Şimdi kulakları çınlasın Abdullah Gül’ün Cumhurbaşkanlığı döneminde ben bunu çok tartışmıştım. İki türlü özel üniversite var. Bir tanesi kar üniversitesi, diğeri vakıf üniversitesi. Ama üniversite kurmak için vakfı şart koydular, hepsine vakıf üniversitesi diyorlar. Bunu ayırmak gerekiyor. Ötekilere özel mi denir, paralı mı denir bilemem. Ama bizim gibi Allah rızası için memleket çocukları eğitim görsün diye, bırak para kazanmayı her sene cebinden milyonlar veren üniversiteleri n statüsünü ayırmaları lazım. Yeni yeni YÖK’te buna dönük bir düşünce var gibi görünüyor ama pek olacağını zannetmiyorum. Şimdi 81 ilde üniversitemiz var desinler diye üniversite kurarsak sonu bu olur. Şimdi birçok üniversiteyi ben biliyorum; maaş ödemelerinde sıkıntıları var. Üniversiteyi bitirdi desinler diye okumak isteyen bir grup var. Onlara dönük yatırıma girerseniz öğrenci adedi önemli değil. Mezun çocuk bir işe yarasın, memleketin yarasına pansuman olsun diye düşünürseniz idareli gitmek lazım. Biz öğrenci kapasitemizi istersek üç yılda 15 bine çıkarabiliriz. Ancak şu anda biz daha elit bir üniversite haline nasıl geliriz diye mücadele veriyoruz.

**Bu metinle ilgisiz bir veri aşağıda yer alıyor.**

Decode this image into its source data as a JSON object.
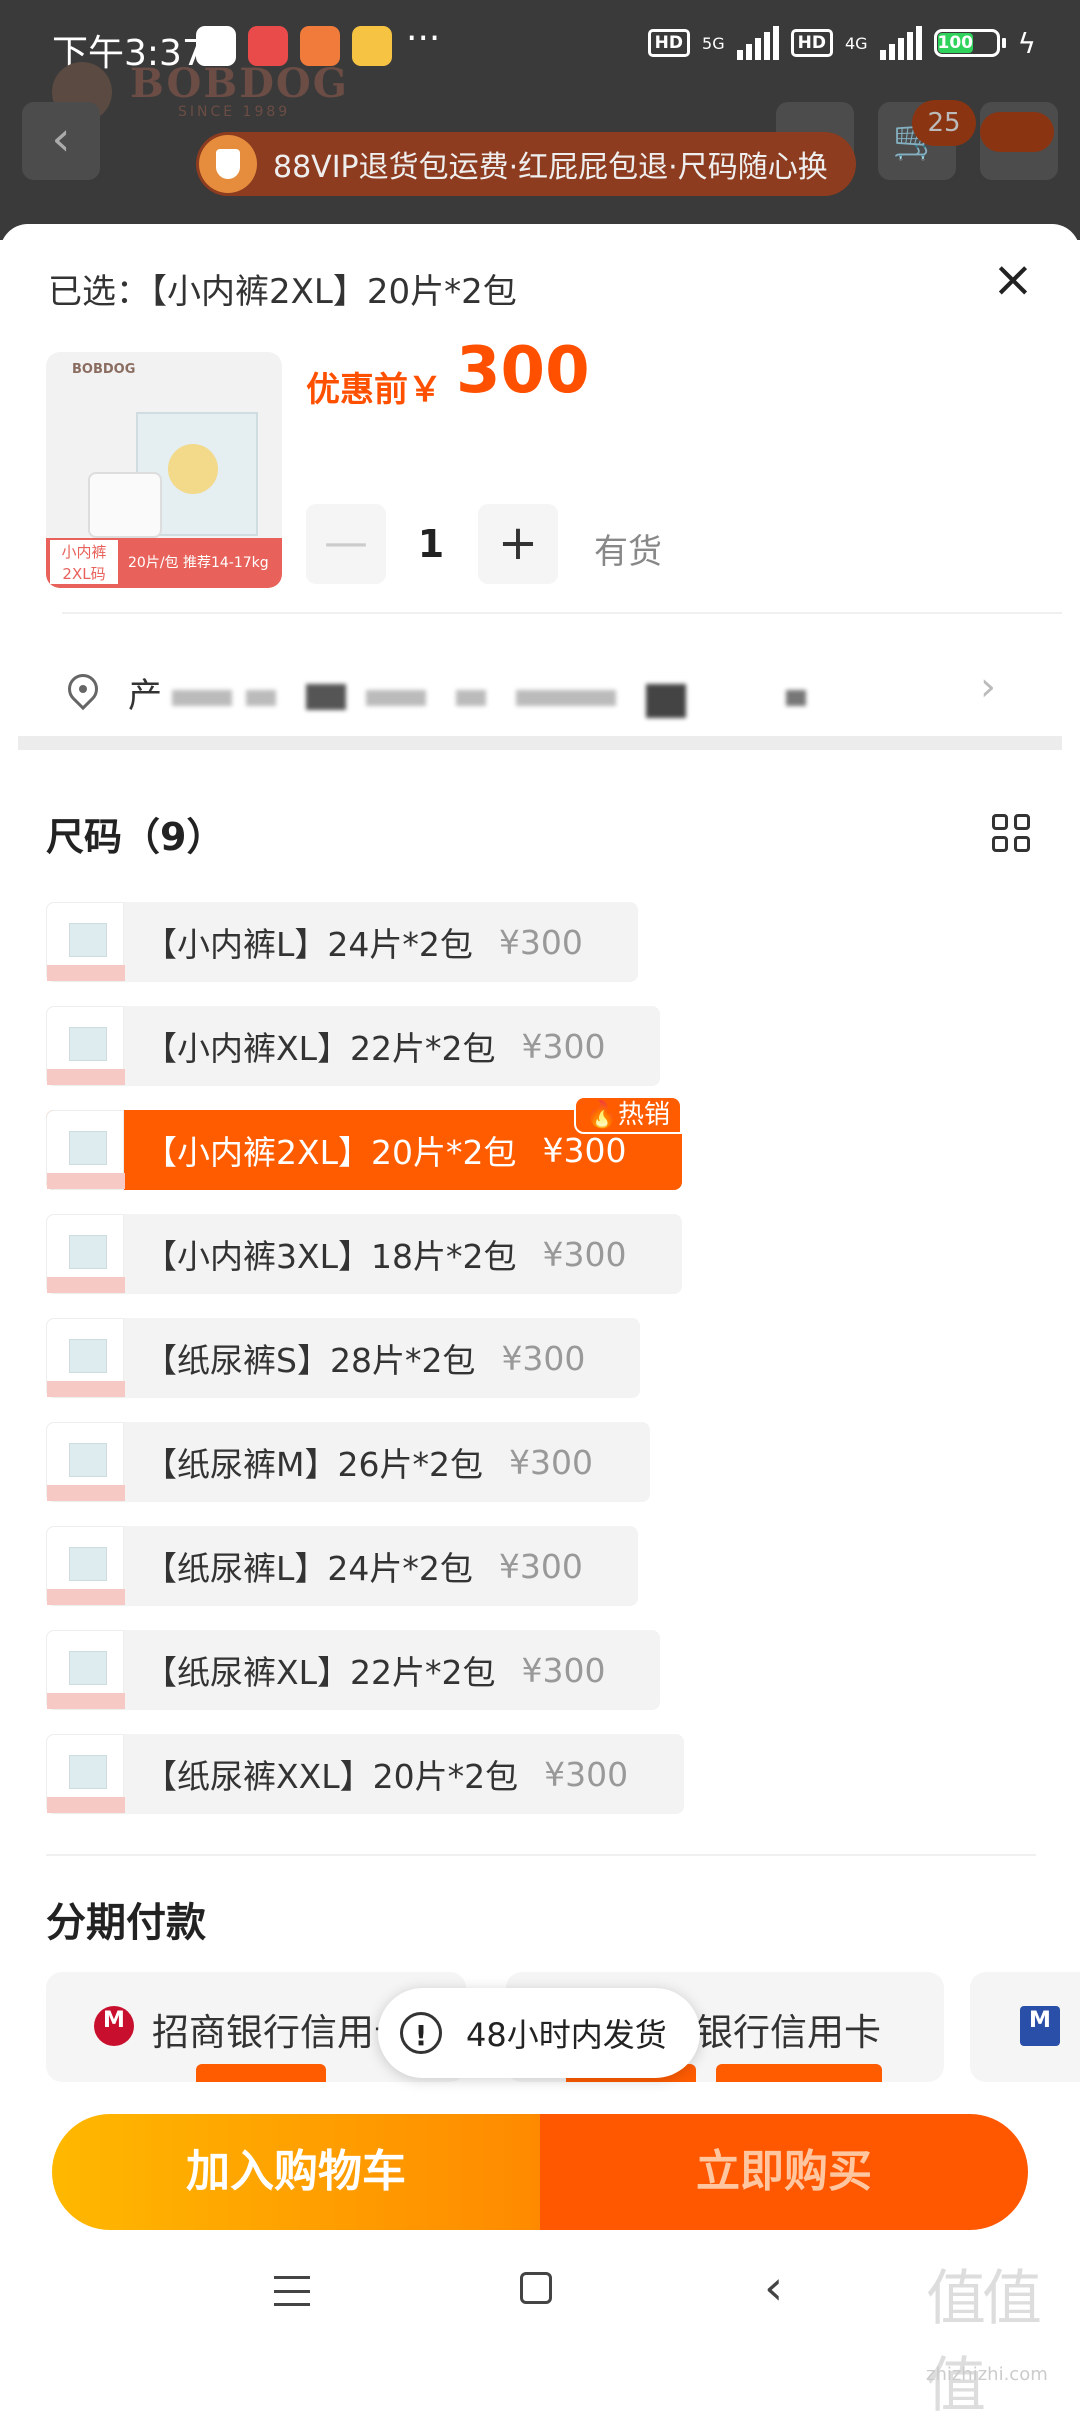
{
  "status_bar": {
    "time": "下午3:37",
    "more": "···",
    "hd1": "HD",
    "net1": "5G",
    "hd2": "HD",
    "net2": "4G",
    "battery": "100"
  },
  "background_page": {
    "brand": "BOBDOG",
    "brand_sub": "SINCE 1989",
    "cart_badge": "25",
    "vip_banner": "88VIP退货包运费·红屁屁包退·尺码随心换"
  },
  "sheet": {
    "selected_label": "已选：【小内裤2XL】20片*2包",
    "close_icon": "×",
    "thumb": {
      "brand": "BOBDOG",
      "size_tag_line1": "小内裤",
      "size_tag_line2": "2XL码",
      "info": "20片/包 推荐14-17kg"
    },
    "price_label": "优惠前￥",
    "price_value": "300",
    "quantity": {
      "minus": "—",
      "value": "1",
      "plus": "+"
    },
    "stock": "有货",
    "address": {
      "first_char": "产",
      "arrow": "›"
    },
    "size_section": {
      "title": "尺码（9）",
      "items": [
        {
          "name": "【小内裤L】24片*2包",
          "price": "¥300",
          "active": false
        },
        {
          "name": "【小内裤XL】22片*2包",
          "price": "¥300",
          "active": false
        },
        {
          "name": "【小内裤2XL】20片*2包",
          "price": "¥300",
          "active": true,
          "tag": "🔥热销"
        },
        {
          "name": "【小内裤3XL】18片*2包",
          "price": "¥300",
          "active": false
        },
        {
          "name": "【纸尿裤S】28片*2包",
          "price": "¥300",
          "active": false
        },
        {
          "name": "【纸尿裤M】26片*2包",
          "price": "¥300",
          "active": false
        },
        {
          "name": "【纸尿裤L】24片*2包",
          "price": "¥300",
          "active": false
        },
        {
          "name": "【纸尿裤XL】22片*2包",
          "price": "¥300",
          "active": false
        },
        {
          "name": "【纸尿裤XXL】20片*2包",
          "price": "¥300",
          "active": false
        }
      ]
    },
    "installment": {
      "title": "分期付款",
      "bank1": "招商银行信用卡",
      "bank2": "银行信用卡"
    },
    "toast": {
      "icon": "!",
      "text": "48小时内发货"
    },
    "actions": {
      "add_to_cart": "加入购物车",
      "buy_now": "立即购买"
    }
  },
  "nav": {
    "back": "‹"
  },
  "watermark": {
    "text": "值值值",
    "url": "zhizhizhi.com"
  },
  "colors": {
    "accent": "#ff5000",
    "active_bg": "#ff5c00",
    "cart_btn": "#ffa800"
  }
}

Son sözlerinizi de almak isteriz…
Biz yavaş yavaş olmaya başladık. Tabi bizler gelip geçiciyiz; bugün varız, yarın yokuz. Bundan sonrasına kurumsal bir yapı bıraktığımız kanaatindeyim. İnşallah bu üniversite memlekete hizmete devam eder.